The developed method for LC-HRMS analysis of HCQ in WB displayed desirable robustness and selectivity. The assay exhibited linearity in the range 8.3–6075 ng/mL with no interferences observed and with coefficients of determination (R2) > 0.997 for the calibration curves.

Following an injection of 6075 ng/mL HCQ (the highest calibrator), carry-over was observed at approximately 25% of the LLOQ (8.3 ng/mL). This was reduced to 5% by injecting two additional blanks (three blanks in total).

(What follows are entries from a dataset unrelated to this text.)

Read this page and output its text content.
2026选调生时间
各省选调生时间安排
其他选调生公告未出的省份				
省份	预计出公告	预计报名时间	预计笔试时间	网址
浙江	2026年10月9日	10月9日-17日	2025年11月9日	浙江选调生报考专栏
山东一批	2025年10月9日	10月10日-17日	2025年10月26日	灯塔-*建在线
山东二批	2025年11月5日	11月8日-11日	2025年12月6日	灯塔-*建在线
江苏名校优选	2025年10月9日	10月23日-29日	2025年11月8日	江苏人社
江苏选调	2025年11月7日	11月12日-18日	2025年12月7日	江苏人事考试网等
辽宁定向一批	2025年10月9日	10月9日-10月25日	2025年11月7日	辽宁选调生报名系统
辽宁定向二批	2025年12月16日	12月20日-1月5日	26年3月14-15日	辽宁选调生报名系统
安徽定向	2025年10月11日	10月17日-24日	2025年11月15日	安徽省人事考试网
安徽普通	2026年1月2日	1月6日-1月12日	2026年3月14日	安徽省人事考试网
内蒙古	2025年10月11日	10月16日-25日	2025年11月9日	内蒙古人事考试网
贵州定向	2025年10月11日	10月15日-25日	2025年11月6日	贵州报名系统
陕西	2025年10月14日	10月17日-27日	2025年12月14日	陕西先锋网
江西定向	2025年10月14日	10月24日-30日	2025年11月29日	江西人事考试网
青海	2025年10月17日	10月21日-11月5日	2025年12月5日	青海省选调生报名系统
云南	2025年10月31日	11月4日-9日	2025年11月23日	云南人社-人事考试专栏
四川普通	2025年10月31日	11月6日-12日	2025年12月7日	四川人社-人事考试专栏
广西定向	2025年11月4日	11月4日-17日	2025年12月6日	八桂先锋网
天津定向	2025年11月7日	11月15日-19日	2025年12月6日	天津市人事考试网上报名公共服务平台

The within- and between-run accuracy and precision were within the recommended EMA guidelines, with bias < 15% in comparison with the nominal concentrations and CV < 5% at each of the three evaluated levels (LLOQ 8.3 ng/mL, QCL 25 ng/mL, and QCH 4556.3 ng/mL) (Table 2) in order to validate the accuracy and reproducibility of the measurements within the methodological range. The stability of the 48 and 72 h autosampler-stored QC samples (10 °C) agreed with the EMA guidelines (Table 2). The stability of unprepared samples at room temperature and after four repeated freeze-thaw cycles was satisfactory with an average CV < 5% when comparing measured concentrations before and after storing treatment (Table 3).

Table 2 Intra- and inter-day precision (CV%) and accuracy (bias%) at three QC levels
Table 3 Short-term stability of samples. Stability of prepared samples stored in autosampler (10 °C), and stability of patient samples at RT and following repeated freeze-thawing

The stability of HCQ in WB stored at RT or refrigerator (4 °C) was high with no significant difference in the measured HCQ concentration after up to 168 h (1 week) of storage at either temperature (Table 4). The average CV of the HCQ concentrations for the three patient samples measured at the six time points were 3.5% in RT and 3.2% in the refrigerator.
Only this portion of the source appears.